U.S. 6th Fleet Commander: No Fixed Boundaries Between 6th, 2nd Fleets
By RICHARD R. BURGESS, Senior Editor
ARLINGTON, Va. — The commander of the U.S. Navy’s fleet in Europe and African waters said there will be no hard distinction between the respective areas of responsibility of the U.S. 6th Fleet and the newly established U.S. 2nd Fleet.
2nd Fleet was established in August and is scheduled to reach initial operational capability in mid-year. An earlier iteration of the 2nd Fleet, a fixture of the Cold War, was disestablished in September 2011. It operated primarily in the North Atlantic.
“Our idea is not to make a line in the water, because when you make lines, adversaries exploit them,” Vice Adm. Adm. Lisa M. Franchetti, commander, U.S. 6th Fleet, Jan. 16 at the Surface Navy Association symposium. “Our idea is to work together between myself and [2nd Fleet Commander Vice Adm. Andrew L. “Woody”] Lewis to be able to figure out how to flow forces and work together to address whatever challenges come our way.
During the Cold War, 6th Fleet was much larger than its current force and mostly operated in the Mediterranean and Black Seas.
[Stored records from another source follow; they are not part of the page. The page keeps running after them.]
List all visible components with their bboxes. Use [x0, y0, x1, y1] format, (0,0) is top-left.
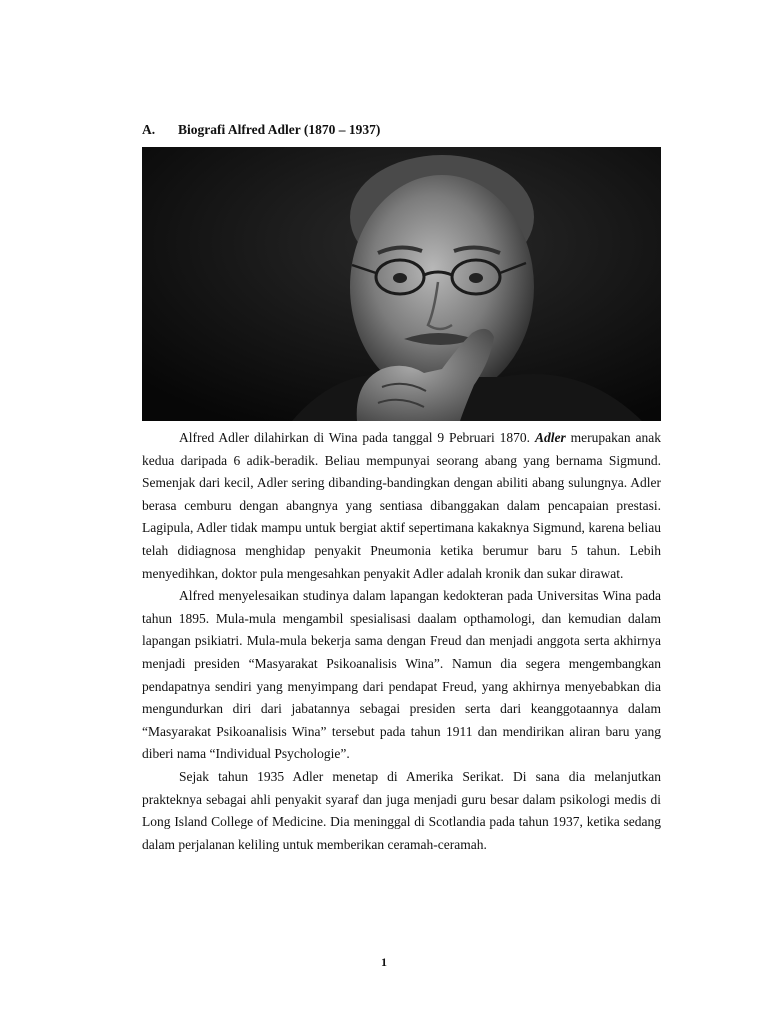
portrait-photo	[142, 147, 661, 421]
section-heading	[142, 122, 380, 138]
biography-text	[142, 427, 661, 856]
page-number: 1	[381, 955, 387, 969]
emphasis-adler: Adler	[534, 430, 566, 445]
paragraph-2: Alfred menyelesaikan studinya dalam lapangan kedokteran pada Universitas Wina pada tahun 1895. Mula-mula mengambil spesialisasi daalam opthamologi, dan kemudian dalam lapangan psikiatri. Mula-mula bekerja sama dengan Freud dan menjadi anggota serta akhirnya menjadi presiden “Masyarakat Psikoanalisis Wina”. Namun dia segera mengembangkan pendapatnya sendiri yang menyimpang dari pendapat Freud, yang akhirnya menyebabkan dia mengundurkan diri dari jabatannya sebagai presiden serta dari keanggotaannya dalam “Masyarakat Psikoanalisis Wina” tersebut pada tahun 1911 dan mendirikan aliran baru yang diberi nama “Individual Psychologie”.	[142, 588, 661, 762]
section-title: Biografi Alfred Adler (1870 – 1937)	[178, 122, 381, 137]
section-number: A.	[142, 122, 156, 137]
paragraph-1: Alfred Adler dilahirkan di Wina pada tanggal 9 Pebruari 1870. Adler merupakan anak kedua daripada 6 adik-beradik. Beliau mempunyai seorang abang yang bernama Sigmund. Semenjak dari kecil, Adler sering dibanding-bandingkan dengan abiliti abang sulungnya. Adler berasa cemburu dengan abangnya yang sentiasa dibanggakan dalam pencapaian prestasi. Lagipula, Adler tidak mampu untuk bergiat aktif sepertimana kakaknya Sigmund, karena beliau telah didiagnosa menghidap penyakit Pneumonia ketika berumur baru 5 tahun. Lebih menyedihkan, doktor pula mengesahkan penyakit Adler adalah kronik dan sukar dirawat.	[142, 430, 661, 581]
paragraph-3: Sejak tahun 1935 Adler menetap di Amerika Serikat. Di sana dia melanjutkan prakteknya sebagai ahli penyakit syaraf dan juga menjadi guru besar dalam psikologi medis di Long Island College of Medicine. Dia meninggal di Scotlandia pada tahun 1937, ketika sedang dalam perjalanan keliling untuk memberikan ceramah-ceramah.	[142, 768, 661, 852]
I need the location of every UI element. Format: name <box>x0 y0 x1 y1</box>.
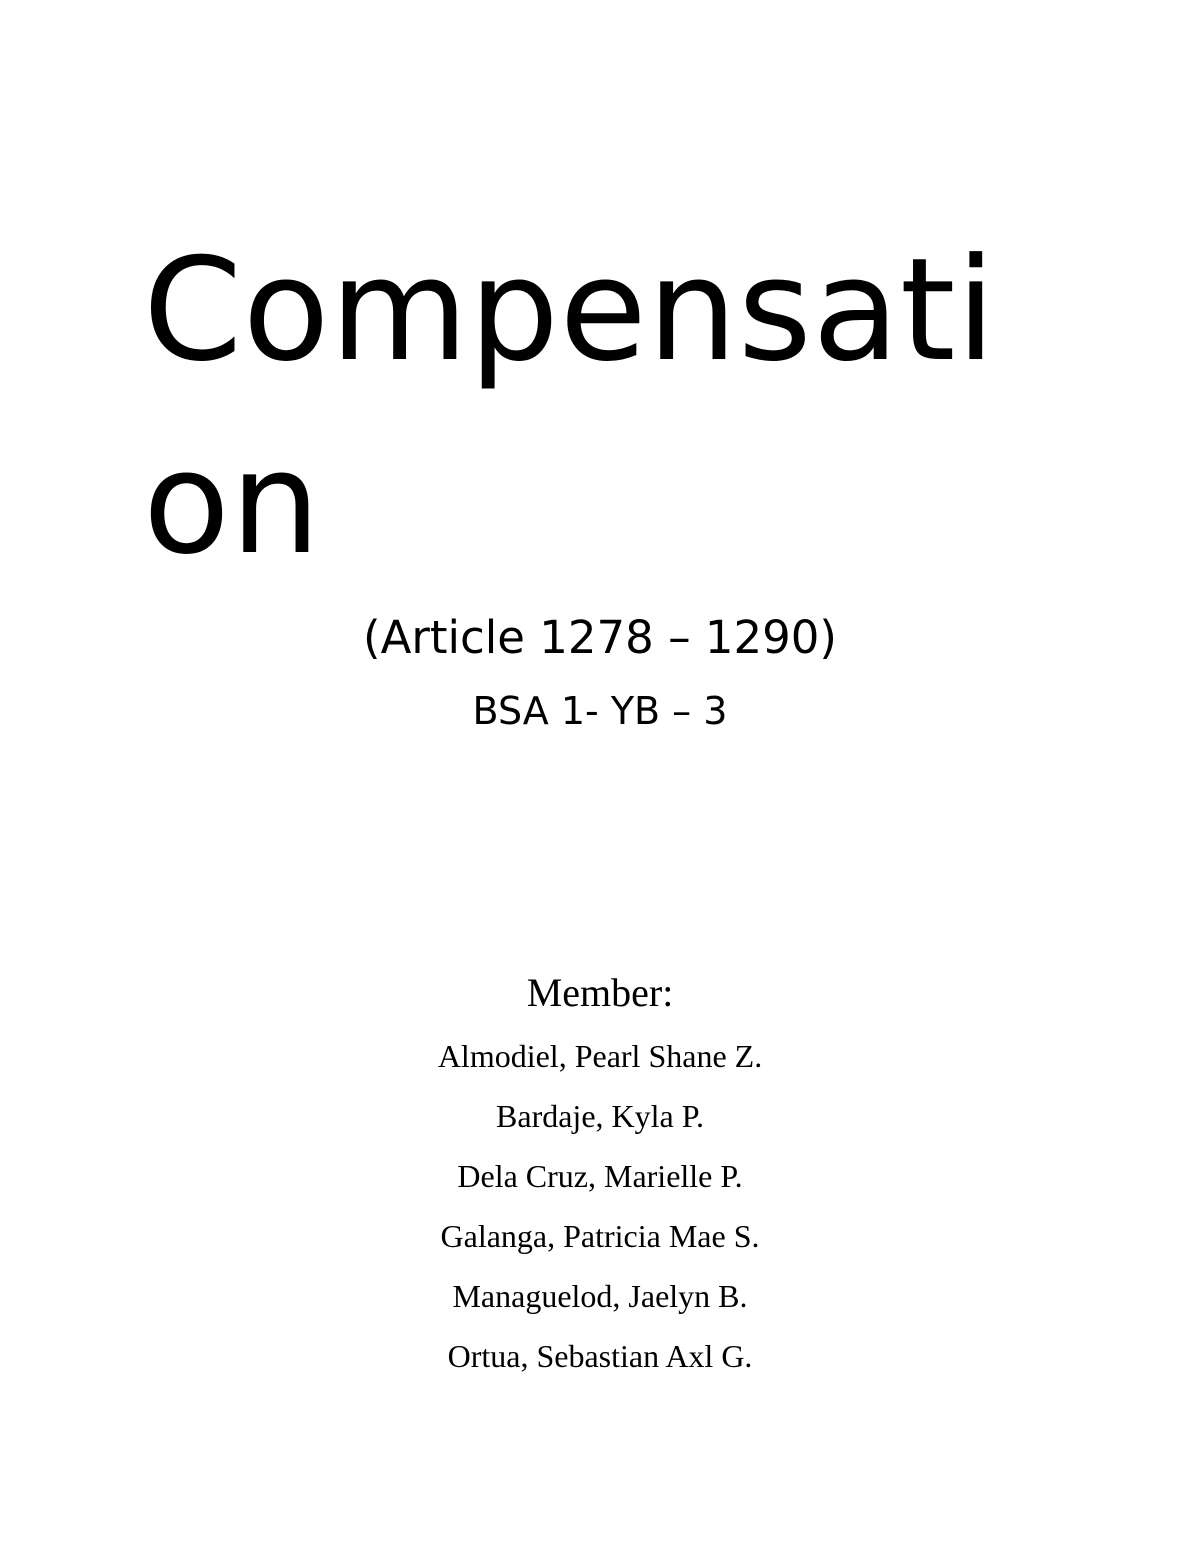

Over the last five years, it has expanded its operations to include the Baltic Sea and North Atlantic and Arctic Ocean and off West Africa.
Franchetti said that until recently 6th Fleet had a relatively quiet existence, but the resurgence of Russian activity in the region has changed since 2014. Russian naval forces have been increasingly present in the Eastern Mediterranean, often in support of the Syrian forces in that country’s civil war, and in the Baltic and North Atlantic, the latter reminiscent of the submarine activity during the Cold War.
“We are rebuilding muscle by dusting off the books [of the Cold War],” she said.
“The 6h Fleet has been operating at flank speed,” Franchetti said. “Operationally, it’s night and day different in 6th Fleet. The days of lengthy port visits and wine and cheese events have long since disappeared.”